A lot of people in Alcoholics Anonymous talk about denial, but the Big Book doesn’t mention much about it, but it does mention delusions. Denial is to know the truth and do the opposite but delusion is not having a clue and without A.A I never had a clue about my erroneous thinking. A.A. and my home group keep me in touch with reality but without them I wouldn’t have a clue. I can stray from the path of good orderly direction (God), and wander off into the weeds in no time at all because my perception of truth and reality is distorted.

What I’m about to tell you that I heard at that Southern Baptist Church is what I thought I heard but it’s not really what was said and it’s far from the truth about what was said. My mother still goes to that church and she never heard anything like I heard.

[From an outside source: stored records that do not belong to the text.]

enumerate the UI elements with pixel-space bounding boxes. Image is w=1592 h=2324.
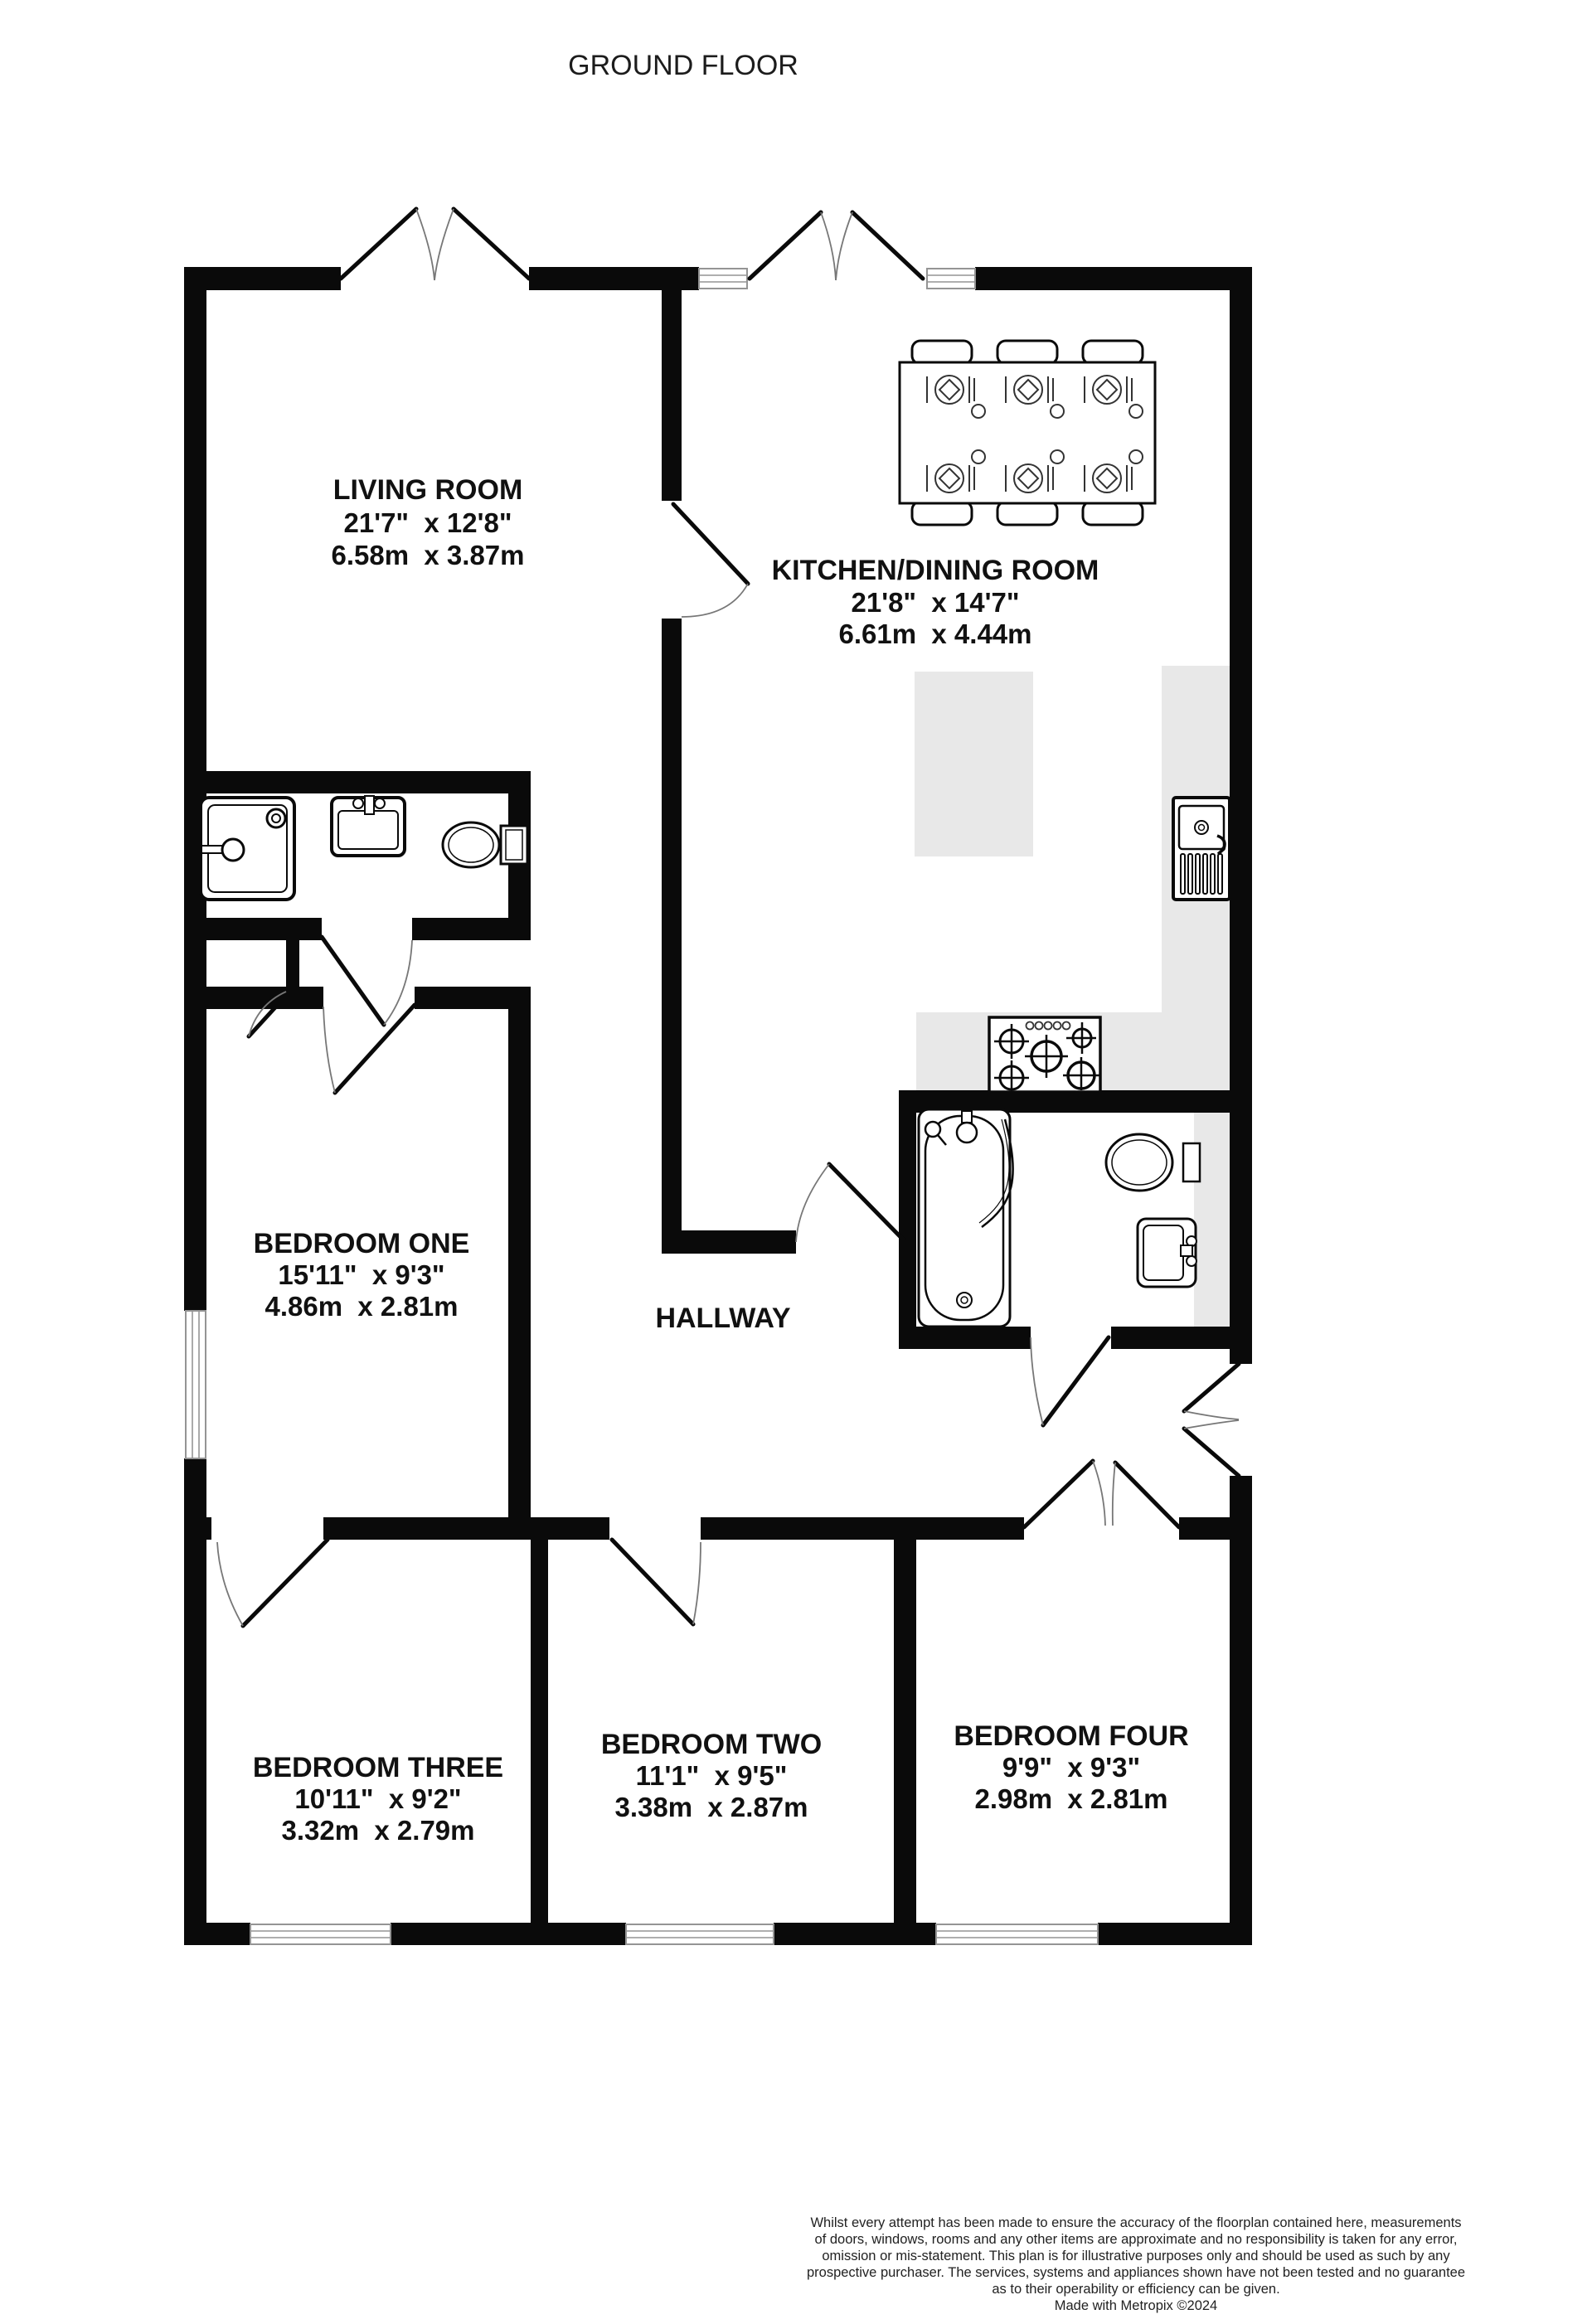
hallway-label: HALLWAY — [655, 1303, 790, 1334]
metropix-credit: Made with Metropix ©2024 — [1055, 2298, 1218, 2313]
toilet-icon — [443, 822, 527, 867]
kitchen-imperial: 21'8" x 14'7" — [852, 587, 1020, 618]
bedroom-three-metric: 3.32m x 2.79m — [282, 1815, 475, 1846]
window-icon — [699, 269, 747, 289]
window-icon — [186, 1311, 206, 1458]
kitchen-metric: 6.61m x 4.44m — [839, 619, 1032, 649]
living-room-imperial: 21'7" x 12'8" — [344, 507, 512, 538]
window-icon — [626, 1924, 774, 1944]
bedroom-one-imperial: 15'11" x 9'3" — [278, 1259, 444, 1290]
window-icon — [250, 1924, 391, 1944]
bedroom-two-label: BEDROOM TWO — [601, 1729, 822, 1760]
door-icon — [323, 1005, 415, 1093]
kitchen-island — [915, 672, 1033, 856]
gas-hob-icon — [989, 1017, 1100, 1092]
disclaimer-line: prospective purchaser. The services, sys… — [807, 2265, 1465, 2280]
door-icon — [673, 504, 748, 617]
floor-plan: GROUND FLOOR — [0, 0, 1592, 2320]
disclaimer: Whilst every attempt has been made to en… — [807, 2215, 1465, 2313]
door-icon — [322, 937, 412, 1025]
bedroom-four-metric: 2.98m x 2.81m — [975, 1783, 1168, 1814]
bedroom-three-imperial: 10'11" x 9'2" — [294, 1783, 461, 1814]
floorplan-page: GROUND FLOOR — [0, 0, 1592, 2320]
dining-table-icon — [900, 362, 1155, 503]
disclaimer-line: Whilst every attempt has been made to en… — [810, 2215, 1461, 2230]
toilet-icon — [1106, 1134, 1200, 1191]
disclaimer-line: omission or mis-statement. This plan is … — [822, 2249, 1450, 2263]
disclaimer-line: of doors, windows, rooms and any other i… — [815, 2232, 1458, 2247]
bedroom-two-imperial: 11'1" x 9'5" — [636, 1760, 788, 1791]
french-door-icon — [1184, 1364, 1239, 1476]
french-door-icon — [341, 209, 529, 280]
bathtub-icon — [919, 1109, 1013, 1327]
bedroom-three-label: BEDROOM THREE — [253, 1752, 503, 1783]
living-room-label: LIVING ROOM — [333, 474, 523, 506]
washbasin-icon — [332, 796, 405, 856]
room-labels: LIVING ROOM 21'7" x 12'8" 6.58m x 3.87m … — [253, 474, 1189, 1846]
door-icon — [217, 1540, 328, 1626]
bedroom-one-metric: 4.86m x 2.81m — [265, 1291, 459, 1322]
door-icon — [796, 1164, 905, 1242]
sink-drainer-icon — [1173, 798, 1230, 900]
shower-icon — [201, 798, 294, 900]
bedroom-one-label: BEDROOM ONE — [254, 1228, 470, 1259]
window-icon — [936, 1924, 1098, 1944]
bedroom-four-imperial: 9'9" x 9'3" — [1002, 1752, 1140, 1783]
door-icon — [1031, 1337, 1109, 1425]
french-door-icon — [750, 212, 923, 280]
bedroom-two-metric: 3.38m x 2.87m — [615, 1792, 808, 1822]
door-icon — [612, 1540, 701, 1624]
double-door-icon — [1024, 1461, 1179, 1527]
dining-set — [900, 341, 1155, 525]
disclaimer-line: as to their operability or efficiency ca… — [992, 2282, 1279, 2297]
floor-title: GROUND FLOOR — [568, 50, 798, 81]
bedroom-four-label: BEDROOM FOUR — [954, 1720, 1188, 1752]
shower-room-fixtures — [201, 796, 527, 900]
bathroom-fixtures — [919, 1109, 1200, 1327]
living-room-metric: 6.58m x 3.87m — [332, 540, 525, 570]
washbasin-icon — [1138, 1219, 1196, 1287]
kitchen-label: KITCHEN/DINING ROOM — [772, 555, 1099, 586]
window-icon — [927, 269, 975, 289]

A long time ago, before I ever picked up my first drink or drug, I had a perception problem. My perception was those Baptist preachers pounded the podium, their face got red and their veins bulged as they screamed, yelled and pointed their finger at me. I thought they said, “If you’ve thought it you’ve done it!” I don’t know about any of you but I was an alcoholic in the making and I thought there was no way God could love a sinner like me because I had bad thoughts. I started having feelings of worthlessness, guilt and shame. I believed that I could never be nice. When I came into the rooms of Alcoholics Anonymous they gave me a Big Book and it said that God lives deep within our soul. I thought I heard the preachers say that God lived way up in the sky and that I had to go through them in order to find Him. The Big Book said all I needed to find God was to search for Him fearlessly.

The God of my understanding today reveals Himself to me through the fellowship of Alcoholics Anonymous. I don’t know about any of you but God has never called me on the telephone, sent me an email or fax, but He does speak to me through the people in A.A. Furthermore, my A.A. Higher Power has a fantastic sense of humor and He absolutely loves me. The God of my understanding tells me to wear this world like a loose garment and not to take life too seriously. In A.A. we have one more rule besides “a desire to stop drinking,” it’s called rule 62; “Just don’t take yourself so darned serious!” When I showed up at A.A., my mind was thinking at mach 10 and it was heart attack serious.